Dallas Cowboys: 2015 Rushing Totals
From Weeks 1-5, Randle touched the ball a total of 19 times in three out of five games. Throughout a 16-game season, 19 touches per game would have given him a total of 304 touches. He averaged 16.8 total touches between Weeks 1-5, which would have given him 268.8 total touches in a 16-game season.
That appears to be enough work to be Fantasy relevant, but here’s the issue: Darren McFadden and Dunbar could have really cut into Randle’s production in PPR leagues if he had played the entire season.
From Weeks 1-5, McFadden and Dunbar combined for a total of 33 catches. Randle caught a total of 10 passes during that time.
Now, Elliott isn’t known as a premier pass-catching back. He could still develop a bigger role as a pass catcher, but initially, it looks like the biggest threat to his Fantasy success will be McFadden and Dunbar stealing work in the passing attack.
Even though the Cowboys just snagged Alfred Morris, we all knew that Morris has been extremely ineffective as a receiver. He might give Elliott a breather and serve as a decent backup, but he’s not going to hurt Elliott’s Fantasy production like McFadden or Dunbar could.
Ezekiel Elliott’s Strength of Schedule
According to SCOUT’s 2016 Strength of Schedule, Elliott has the fourth-easiest schedule for running backs.
Elliott couldn’t ask for a nicer schedule to start the season.
Week 1: New York Giants– allowed the eighth-most Fantasy points per game to running backs in 2015
Week 2: Washington Redskins– allowed the 12th-most Fantasy points per game to running backs in 2015
Week 3: Chicago Bears– allowed the 11th-most Fantasy points per game to running backs in 2015
Week 4: San Francisco 49ers– allowed the most Fantasy points per game to running backs in 2015
I also like the fact that Tony Romo has the second-easiest schedule for quarterbacks. That means if Dallas can get a big lead, Elliott can just run out the clock and rack up easy Fantasy points. Romo and Dez Bryant will obviously have to be healthy for the passing attack to function effectively, though.
Where Should You Draft Ezekiel Elliott in 2016 Fantasy Football Leagues?
Last year, Melvin Gordon was a fourth-round pick and Todd Gurley was a fifth-round pick.
Elliott’s going in Round 4 on FantasyFootballCalculator.com right now, but I could see him being drafted in Round 2 or Round 3 as the season gets closer.
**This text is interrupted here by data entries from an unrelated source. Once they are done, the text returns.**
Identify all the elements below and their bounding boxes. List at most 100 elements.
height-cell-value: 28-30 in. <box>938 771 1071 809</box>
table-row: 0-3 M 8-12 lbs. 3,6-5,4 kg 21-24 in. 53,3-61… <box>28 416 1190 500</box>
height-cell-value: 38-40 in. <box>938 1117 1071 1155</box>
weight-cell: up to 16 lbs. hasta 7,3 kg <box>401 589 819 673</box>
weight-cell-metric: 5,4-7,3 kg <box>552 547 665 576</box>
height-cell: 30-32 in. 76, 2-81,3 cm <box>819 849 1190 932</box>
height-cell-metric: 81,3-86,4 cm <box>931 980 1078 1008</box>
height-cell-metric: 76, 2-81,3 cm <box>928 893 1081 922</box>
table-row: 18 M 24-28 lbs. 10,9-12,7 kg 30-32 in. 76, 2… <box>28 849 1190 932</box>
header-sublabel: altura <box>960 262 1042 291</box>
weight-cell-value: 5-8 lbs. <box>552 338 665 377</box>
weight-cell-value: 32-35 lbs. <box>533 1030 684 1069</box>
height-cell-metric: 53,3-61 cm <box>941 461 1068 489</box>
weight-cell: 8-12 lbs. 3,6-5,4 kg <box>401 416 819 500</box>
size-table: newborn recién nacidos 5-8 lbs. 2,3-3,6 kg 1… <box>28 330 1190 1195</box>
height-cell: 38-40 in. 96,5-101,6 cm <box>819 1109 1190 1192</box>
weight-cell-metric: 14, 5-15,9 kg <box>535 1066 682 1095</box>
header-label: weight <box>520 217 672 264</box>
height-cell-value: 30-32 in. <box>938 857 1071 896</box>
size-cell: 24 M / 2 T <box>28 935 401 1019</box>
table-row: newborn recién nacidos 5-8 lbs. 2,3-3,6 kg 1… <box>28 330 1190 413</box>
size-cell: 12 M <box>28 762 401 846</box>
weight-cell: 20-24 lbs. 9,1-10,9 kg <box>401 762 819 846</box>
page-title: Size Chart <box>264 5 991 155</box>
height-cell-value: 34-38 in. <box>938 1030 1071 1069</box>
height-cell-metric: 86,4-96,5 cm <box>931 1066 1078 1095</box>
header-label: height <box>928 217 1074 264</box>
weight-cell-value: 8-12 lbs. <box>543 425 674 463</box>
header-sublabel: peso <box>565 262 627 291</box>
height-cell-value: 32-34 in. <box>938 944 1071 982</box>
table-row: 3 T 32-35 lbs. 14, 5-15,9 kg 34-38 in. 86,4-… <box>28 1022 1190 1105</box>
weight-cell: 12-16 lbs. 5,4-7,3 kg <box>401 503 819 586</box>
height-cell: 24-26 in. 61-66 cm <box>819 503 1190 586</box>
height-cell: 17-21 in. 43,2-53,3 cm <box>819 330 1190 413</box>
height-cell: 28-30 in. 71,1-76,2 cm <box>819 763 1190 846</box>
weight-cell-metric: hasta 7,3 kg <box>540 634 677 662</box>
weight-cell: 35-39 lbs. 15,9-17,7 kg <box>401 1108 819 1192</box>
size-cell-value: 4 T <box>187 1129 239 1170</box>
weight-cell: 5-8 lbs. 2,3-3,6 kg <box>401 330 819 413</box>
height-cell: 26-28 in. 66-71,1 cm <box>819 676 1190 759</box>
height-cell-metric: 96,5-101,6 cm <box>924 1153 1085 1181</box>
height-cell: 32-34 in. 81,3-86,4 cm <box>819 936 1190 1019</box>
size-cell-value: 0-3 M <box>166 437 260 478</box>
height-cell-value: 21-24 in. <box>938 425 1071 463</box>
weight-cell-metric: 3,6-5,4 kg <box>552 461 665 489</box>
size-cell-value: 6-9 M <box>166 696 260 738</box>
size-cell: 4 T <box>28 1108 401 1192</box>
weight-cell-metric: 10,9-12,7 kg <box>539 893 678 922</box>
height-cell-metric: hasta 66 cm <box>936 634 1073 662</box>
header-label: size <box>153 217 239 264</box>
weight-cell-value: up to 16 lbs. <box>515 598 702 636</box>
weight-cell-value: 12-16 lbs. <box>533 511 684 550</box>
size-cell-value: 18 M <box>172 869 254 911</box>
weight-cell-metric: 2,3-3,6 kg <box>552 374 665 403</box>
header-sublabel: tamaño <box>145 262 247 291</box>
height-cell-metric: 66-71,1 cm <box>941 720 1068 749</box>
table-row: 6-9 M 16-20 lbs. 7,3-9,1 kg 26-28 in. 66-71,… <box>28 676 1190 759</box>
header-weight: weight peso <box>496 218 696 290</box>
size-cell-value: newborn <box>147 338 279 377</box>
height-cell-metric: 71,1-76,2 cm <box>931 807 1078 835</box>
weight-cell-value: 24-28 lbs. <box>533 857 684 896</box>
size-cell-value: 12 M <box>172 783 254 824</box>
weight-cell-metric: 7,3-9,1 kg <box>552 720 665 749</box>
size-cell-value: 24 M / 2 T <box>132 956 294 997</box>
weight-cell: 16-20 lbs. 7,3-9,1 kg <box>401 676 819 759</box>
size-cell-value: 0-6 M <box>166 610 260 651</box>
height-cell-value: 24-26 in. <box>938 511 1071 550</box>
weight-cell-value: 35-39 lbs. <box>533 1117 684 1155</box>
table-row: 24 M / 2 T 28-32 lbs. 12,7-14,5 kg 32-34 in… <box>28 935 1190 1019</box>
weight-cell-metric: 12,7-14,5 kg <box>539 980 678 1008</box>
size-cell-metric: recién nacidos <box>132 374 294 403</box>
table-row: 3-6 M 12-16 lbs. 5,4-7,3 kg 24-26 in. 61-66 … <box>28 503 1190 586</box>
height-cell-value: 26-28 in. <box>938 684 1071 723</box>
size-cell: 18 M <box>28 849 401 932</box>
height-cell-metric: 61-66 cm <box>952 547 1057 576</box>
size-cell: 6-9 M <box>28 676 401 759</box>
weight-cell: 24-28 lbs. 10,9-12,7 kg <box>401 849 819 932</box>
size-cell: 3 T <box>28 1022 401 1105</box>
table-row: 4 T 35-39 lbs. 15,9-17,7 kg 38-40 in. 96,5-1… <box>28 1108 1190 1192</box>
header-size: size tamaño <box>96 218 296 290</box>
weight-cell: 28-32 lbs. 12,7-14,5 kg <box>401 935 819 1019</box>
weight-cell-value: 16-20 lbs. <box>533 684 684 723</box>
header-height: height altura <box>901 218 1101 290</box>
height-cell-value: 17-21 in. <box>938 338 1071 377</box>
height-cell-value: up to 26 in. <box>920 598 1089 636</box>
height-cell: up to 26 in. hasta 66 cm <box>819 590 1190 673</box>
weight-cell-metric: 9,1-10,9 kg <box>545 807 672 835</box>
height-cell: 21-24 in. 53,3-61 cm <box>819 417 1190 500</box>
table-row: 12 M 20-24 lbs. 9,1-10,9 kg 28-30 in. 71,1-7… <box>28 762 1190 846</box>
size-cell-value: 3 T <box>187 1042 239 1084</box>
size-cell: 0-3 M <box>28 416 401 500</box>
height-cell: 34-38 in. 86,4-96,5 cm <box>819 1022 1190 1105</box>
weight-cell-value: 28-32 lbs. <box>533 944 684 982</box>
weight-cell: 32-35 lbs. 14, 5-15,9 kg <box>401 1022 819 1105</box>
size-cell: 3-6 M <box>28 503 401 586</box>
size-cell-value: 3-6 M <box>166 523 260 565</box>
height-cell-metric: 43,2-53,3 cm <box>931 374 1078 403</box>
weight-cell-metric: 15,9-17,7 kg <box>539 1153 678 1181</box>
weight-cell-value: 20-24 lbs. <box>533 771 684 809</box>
The offensive line for Dallas, which ranked first in back-to-back year by ProFootballFocus, is huge reason why Fantasy players place so much trust in backs on Dallas.
If Murray did what he did in 2014, why couldn’t one of the top picks in the 2016 NFL Draft do the same exact thing?
While I believe there are a lot of Fantasy players who will reach for Elliott, I can’t say that I blame them this season.
The 2016 Fantasy Football season will be filled with more questions at the running back position then I can remember since I first started playing roughly 11 years ago.
Backs like Peterson, Jamaal Charles, and Matt Forte have been staples of Fantasy success, but they are closer to the ends of their careers than the start.
You have running backs who are emerging and could be the next superstars of the NFL like Gurley, David Johnson, Thomas Rawls, and Jeremy Langford, but are you going to fully trust them after just one season?
You also have guys like McCoy, Murray, and Eddie Lacy who could be bargains as second-round picks and third-round picks, but how comfortable do you really feel relying on them as your RB1?
If you’re looking between somebody like McCoy and Elliott in Round 3, why not throw the dice on Elliott? In terms of upside I would have to give the edge to Elliott, and in terms of downside, just draft McFadden to hedge your bet.
I think Elliott will start going higher in drafts as the season inches closer, so don’t be surprised to see him go as early as Round 2. But when you look at all the question marks surrounding the running back pool for 2016 Fantasy Football leagues, I wouldn’t have an issue drafting him in Round 3 or Round 4 if I was looking for a back in those rounds.